El Savoy ya no es lo que era. Después de varios traspasos permanece cerrado, igual a un molusco que no se deja meter navaja. En lo que fue su puerta giratoria han levantado una tapia donde los borrachos dan rienda suelta a su creatividad haciendo circulitos cuando mean.

El viejo Al siempre supo que el exceso de alcohol es todo lo que necesita un hombre para cambiar de criterio sin necesidad de razonar. Tal vez por eso mismo, hasta los hombres más razonables, cuando no pueden más, desatan la vejiga con criterio artístico. Todo un ejemplo de que arte y raciocinio son cosas opuestas.

El otro día hizo media docena de años que el viejo Al se marchó para siempre. Su recuerdo sigue tan fresco como uno de esos mejillones con pelos que transportan los barcos de su tierra para disimular la verdadera carga; tabaco de batea que el viejo Al fumaba como si el humo fuese capaz de convertir una máquina de escribir en una ametralladora Thompson.

No hay momento en el que me ponga a escribir y no pretenda imitarlo. Le copié el gesto, sujetando el humo con el cigarrillo ajustado a la boca y la mano ocupada en empuñar un vaso cargado de güisqui. Pero eso no basta para pescar metáforas al vuelo como las del viejo Al. Para ello se necesitan muchas vidas, mientras que para orinar como los borrachos, no tanto. Tan sólo dedicar muchos de mis mejores esfuerzos a destruir el hígado y luego apuntar con empeño, como si entre las manos tuviese una regadera.

Porque hay una brillante e incontrolable malformación de la inteligencia en cada borrachera del que sabe beber, pues siempre acaba destilando un chorro de espumosa orina sobre algún muro. Por el contrario, el que no sabe beber acaba tirado junto al muro y con la nuca humedecida por los orines del prójimo, como les pasa a los borrachos que aparecen cada madrugada arrebujados al calor de la tapia que han levantado en lo del Savoy.

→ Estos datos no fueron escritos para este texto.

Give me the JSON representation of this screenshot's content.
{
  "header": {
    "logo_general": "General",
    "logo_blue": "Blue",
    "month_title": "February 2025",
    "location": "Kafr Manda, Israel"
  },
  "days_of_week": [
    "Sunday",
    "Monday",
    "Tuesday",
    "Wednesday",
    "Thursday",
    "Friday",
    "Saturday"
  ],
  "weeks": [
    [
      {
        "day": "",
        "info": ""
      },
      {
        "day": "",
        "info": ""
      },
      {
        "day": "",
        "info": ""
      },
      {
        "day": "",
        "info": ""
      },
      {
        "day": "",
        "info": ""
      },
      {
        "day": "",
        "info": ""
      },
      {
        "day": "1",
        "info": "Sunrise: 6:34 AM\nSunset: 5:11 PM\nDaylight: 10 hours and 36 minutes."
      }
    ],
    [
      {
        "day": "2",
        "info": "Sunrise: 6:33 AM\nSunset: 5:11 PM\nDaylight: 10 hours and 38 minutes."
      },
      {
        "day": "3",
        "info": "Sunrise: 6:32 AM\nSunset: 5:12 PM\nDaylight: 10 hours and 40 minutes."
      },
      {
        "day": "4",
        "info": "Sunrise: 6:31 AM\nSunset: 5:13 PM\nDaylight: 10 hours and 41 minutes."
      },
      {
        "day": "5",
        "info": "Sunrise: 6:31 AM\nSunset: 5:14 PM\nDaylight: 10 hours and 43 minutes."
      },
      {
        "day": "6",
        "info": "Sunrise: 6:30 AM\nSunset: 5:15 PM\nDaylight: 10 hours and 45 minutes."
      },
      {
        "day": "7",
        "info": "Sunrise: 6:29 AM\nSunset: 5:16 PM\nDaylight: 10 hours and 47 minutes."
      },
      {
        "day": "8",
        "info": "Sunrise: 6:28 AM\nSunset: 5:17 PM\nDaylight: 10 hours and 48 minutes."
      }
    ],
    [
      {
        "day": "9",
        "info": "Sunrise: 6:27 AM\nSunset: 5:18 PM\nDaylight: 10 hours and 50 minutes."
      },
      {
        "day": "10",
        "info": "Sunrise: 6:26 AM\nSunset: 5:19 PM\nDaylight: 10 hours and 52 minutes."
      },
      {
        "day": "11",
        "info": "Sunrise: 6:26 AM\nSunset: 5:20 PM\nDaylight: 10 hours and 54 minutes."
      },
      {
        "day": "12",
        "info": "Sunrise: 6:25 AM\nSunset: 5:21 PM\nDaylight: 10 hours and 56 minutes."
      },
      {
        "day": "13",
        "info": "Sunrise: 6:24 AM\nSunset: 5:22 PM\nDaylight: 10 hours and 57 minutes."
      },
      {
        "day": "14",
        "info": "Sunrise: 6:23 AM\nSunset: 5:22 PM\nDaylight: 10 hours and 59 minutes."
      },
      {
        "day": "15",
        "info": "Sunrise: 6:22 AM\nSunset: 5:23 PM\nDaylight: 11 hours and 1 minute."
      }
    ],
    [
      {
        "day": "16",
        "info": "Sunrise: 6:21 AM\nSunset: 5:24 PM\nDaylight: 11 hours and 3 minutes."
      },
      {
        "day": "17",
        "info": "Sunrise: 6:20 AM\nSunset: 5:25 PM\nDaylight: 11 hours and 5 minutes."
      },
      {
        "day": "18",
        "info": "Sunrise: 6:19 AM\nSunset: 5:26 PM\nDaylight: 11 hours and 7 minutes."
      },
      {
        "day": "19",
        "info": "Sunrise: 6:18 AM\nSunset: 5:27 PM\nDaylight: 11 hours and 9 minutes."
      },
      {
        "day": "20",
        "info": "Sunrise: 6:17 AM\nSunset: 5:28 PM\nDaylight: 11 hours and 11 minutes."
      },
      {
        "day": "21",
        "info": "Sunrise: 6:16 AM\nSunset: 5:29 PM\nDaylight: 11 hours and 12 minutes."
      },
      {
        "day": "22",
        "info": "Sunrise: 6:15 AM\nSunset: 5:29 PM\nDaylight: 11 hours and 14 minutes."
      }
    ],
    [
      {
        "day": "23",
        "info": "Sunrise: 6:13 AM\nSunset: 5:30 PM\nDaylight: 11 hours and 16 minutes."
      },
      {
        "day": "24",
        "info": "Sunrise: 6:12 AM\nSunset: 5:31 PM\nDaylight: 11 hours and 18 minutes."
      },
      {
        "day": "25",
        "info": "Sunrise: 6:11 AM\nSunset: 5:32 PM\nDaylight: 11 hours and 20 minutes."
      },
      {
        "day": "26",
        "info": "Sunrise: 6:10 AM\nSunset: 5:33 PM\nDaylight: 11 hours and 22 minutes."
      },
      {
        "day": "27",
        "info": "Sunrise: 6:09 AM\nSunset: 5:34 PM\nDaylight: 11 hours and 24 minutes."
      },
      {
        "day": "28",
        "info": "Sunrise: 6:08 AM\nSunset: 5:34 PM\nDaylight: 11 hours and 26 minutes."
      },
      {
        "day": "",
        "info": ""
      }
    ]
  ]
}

Son días en los que me pregunto qué diría el viejo Al ante estas cosas. Tal vez hubiese buscado señales sutiles en la olorosa rubrica que apesta a excreción de trimetilamina. Lo imagino igual a un forense que hace el informe al detalle, mientras descubre que la última meada ha sido la de un tipo que fue capaz de mear sin sacar las manos de los bolsillos. "Lo hizo así por recelo, no fuesen a descubrir que tiene una mano más grande que la otra, ya me entiendes, muchacho", me diría el viejo Al, antes de despedirse de madrugada para cruzar al otro lado de la calle, ahí donde funcionaba a deshora uno de esos locales nocturnos en los que sólo le buscaría alguien que, por algún motivo, temiese encontrarle.

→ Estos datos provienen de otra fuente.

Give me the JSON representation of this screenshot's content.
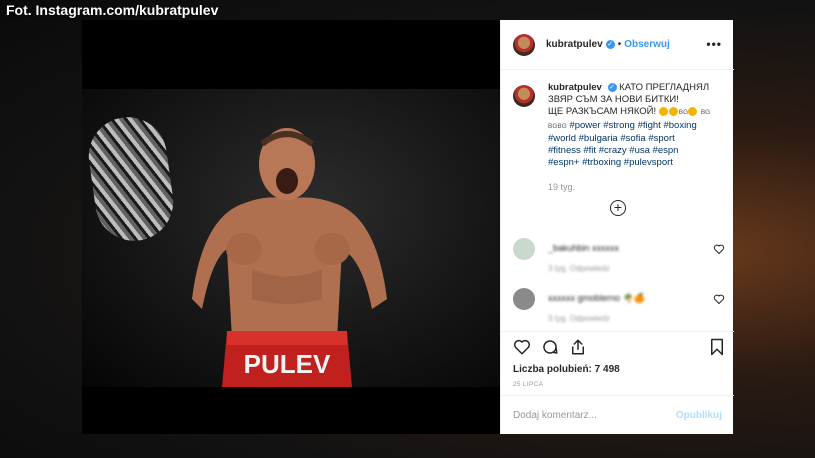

Reconozco que su prosa me produjo un impacto considerable y que, durante algún tiempo, hube de esforzarme para que su estilo invadiese el mío. Su influencia se hizo tan necesaria que, antes de que se marchase para siempre, así se lo hice saber. Fue la última noche que nos vimos en el Savoy, bajo el enorme reloj cuyas agujas tenían telarañas calcetadas como saliva. "Mira, muchacho, para escribir como yo, hay que tener cierta experiencia". Después de soltarme esto, el viejo Al hizo una pausa, pegó una calada a su cigarrillo y, tras dispararme el humo, siguió confesando que lo malo de la experiencia es que se adquiere cuando ya no se necesita, es decir, cuando uno está bajo tierra y sobre tu lapida se escurren las meadas de algún perro sin dueño.

Desde que el viejo Al picó billete, el Savoy ya no es lo que fue. Yo tampoco.